We’ve written a few times over the last couple of years about the ‘new normal’. The COVID-19 pandemic threw us all, there’s no question about that, and as the lockdown restrictions eased, we wondered if we’d ever repopulate the office at anything like the pre-pandemic levels of occupancy.
Companies like Mondelez and UBS were reviewing the ongoing need for vast amounts of central London space, and back in April 2020, former Barclays CEO Jez Staley famously said ‘the notion of putting 7,000 in a building may be a thing of the past.’
But, according to recent research published by Remit Consulting and KPMG, occupancy rates are on an upwards curve towards levels we haven’t seen since we were all banished to our back bedrooms and kitchen tables.
Occupancy Rates Rise
Remit Consulting is a international real estate-focused management consultancy, and their Return Report published in early January 2024 was cautiously optimistic talking about a return to the office and a positive trend in occupancy rates.
Aside from issues such as train strikes and seasonal dips, November 2023’s monthly average across the whole country was 33.8%, the highest rate since the study was started just after lockdown restrictions were eased, when the occupancy rate was a shade under 10%.
By way of comparison, Remit suggested that the pre-pandemic occupancy rates were between 60% and 80%.
In October 2023, London hit a record high occupancy rate of 50.9%, with the City and Docklands spiking above the national average.
Remit’s Lorna Landells said ‘The resilience of London’s West End is particularly striking, signalling a robust desire for the collaborative and social aspects of office life that this area provides. As businesses and employees strike a balance between remote and office-based work, we are seeing a redefined, more flexible approach to office use emerge.’

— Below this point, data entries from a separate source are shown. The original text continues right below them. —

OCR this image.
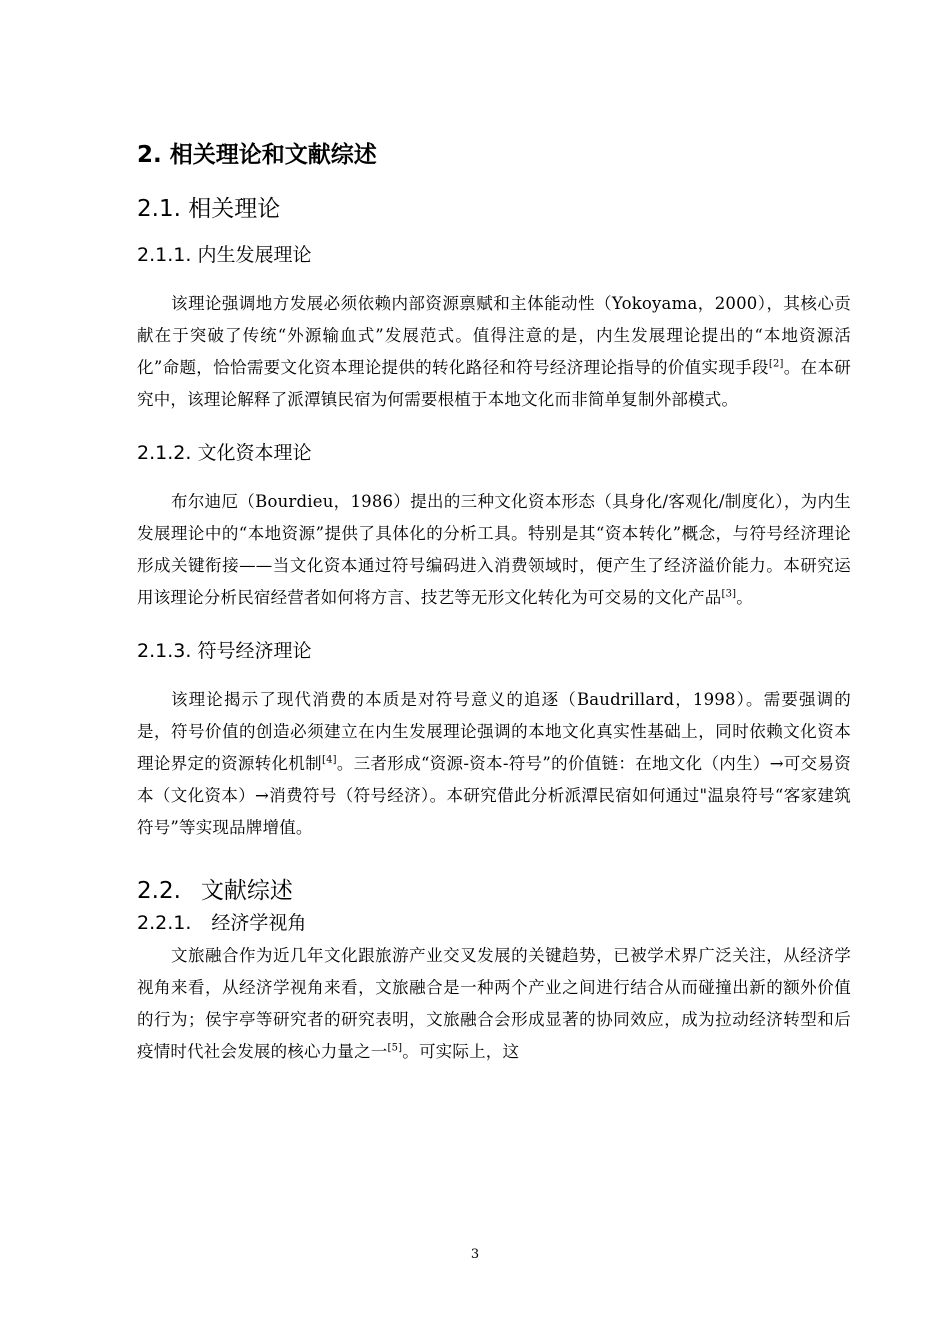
2. 相关理论和文献综述
2.1. 相关理论
2.1.1. 内生发展理论

该理论强调地方发展必须依赖内部资源禀赋和主体能动性（Yokoyama，2000），其核心贡献在于突破了传统“外源输血式”发展范式。值得注意的是，内生发展理论提出的“本地资源活化”命题，恰恰需要文化资本理论提供的转化路径和符号经济理论指导的价值实现手段[2]。在本研究中，该理论解释了派潭镇民宿为何需要根植于本地文化而非简单复制外部模式。

2.1.2. 文化资本理论

布尔迪厄（Bourdieu，1986）提出的三种文化资本形态（具身化/客观化/制度化），为内生发展理论中的“本地资源”提供了具体化的分析工具。特别是其“资本转化”概念，与符号经济理论形成关键衔接——当文化资本通过符号编码进入消费领域时，便产生了经济溢价能力。本研究运用该理论分析民宿经营者如何将方言、技艺等无形文化转化为可交易的文化产品[3]。

2.1.3. 符号经济理论

该理论揭示了现代消费的本质是对符号意义的追逐（Baudrillard，1998）。需要强调的是，符号价值的创造必须建立在内生发展理论强调的本地文化真实性基础上，同时依赖文化资本理论界定的资源转化机制[4]。三者形成“资源-资本-符号”的价值链：在地文化（内生）→可交易资本（文化资本）→消费符号（符号经济）。本研究借此分析派潭民宿如何通过"温泉符号“客家建筑符号”等实现品牌增值。

2.2. 文献综述
2.2.1. 经济学视角

文旅融合作为近几年文化跟旅游产业交叉发展的关键趋势，已被学术界广泛关注，从经济学视角来看，从经济学视角来看，文旅融合是一种两个产业之间进行结合从而碰撞出新的额外价值的行为；侯宇亭等研究者的研究表明，文旅融合会形成显著的协同效应，成为拉动经济转型和后疫情时代社会发展的核心力量之一[5]。可实际上，这

3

The report also points to the 74% occupancy rate in London-based Whitehall departments, which contrasts slightly with the Public & Commercial Services Union saying that there may be an exodus of civil servants due to the Government’s ‘everyone back in the office’ mandate. As is obvious, the sentiments surrounding whether people go back to the office, stay at home or develop a working and manageable hybrid of the two, are complex and unlikely to be resolved to everyone’s satisfaction any time soon.
These sentiments are echoed in the private sector. In Remit’s recent Office Worker Survey which analysed the preferences of UK office-based employees regarding their working environment, nearly 60% of respondents indicated that they would consider leaving their jobs if they were three-line whipped into returning to full-time office work.
Is The Five-Day Week A Reality Anymore?
Almost two-thirds of CEOs, according to KPMG’s CEO Outlook survey from October 2023, think so. At least by 2026.
The survey (of 1,300 global CEOs, of which 150 are in the UK) found that 63% of the UK-based bosses think that a full return to work could happen in the next 2-3 years. They also thought, to the tune of 83%, that such a return could be linked to promotions, bonuses and pay rises. Not rocket science, that’s for certain.
What’s clear is that there is no ‘one-size-fits-all’ solution, CEOs will have to work very carefully with all stakeholders to get an incredibly complex and fluid issue right.
Almost all surveys of this type in recent years have come to the unsurprising conclusion that very few employees have the desire to be back in their offices five days a week but could be lured back with the promise of remuneration and other incentives. This of course comes with its own risks regarding employment terms and other legal questions that have arisen from the pandemic. However it does seem that there are options available for companies to get their staff back into the office as if nothing had happened over the last four years.
Regardless of how long it takes to get back to pre-pandemic levels, what is clear is that occupancy rates are slowly going up and Lorna Landells thinks the numbers are on a ‘promising trajectory’.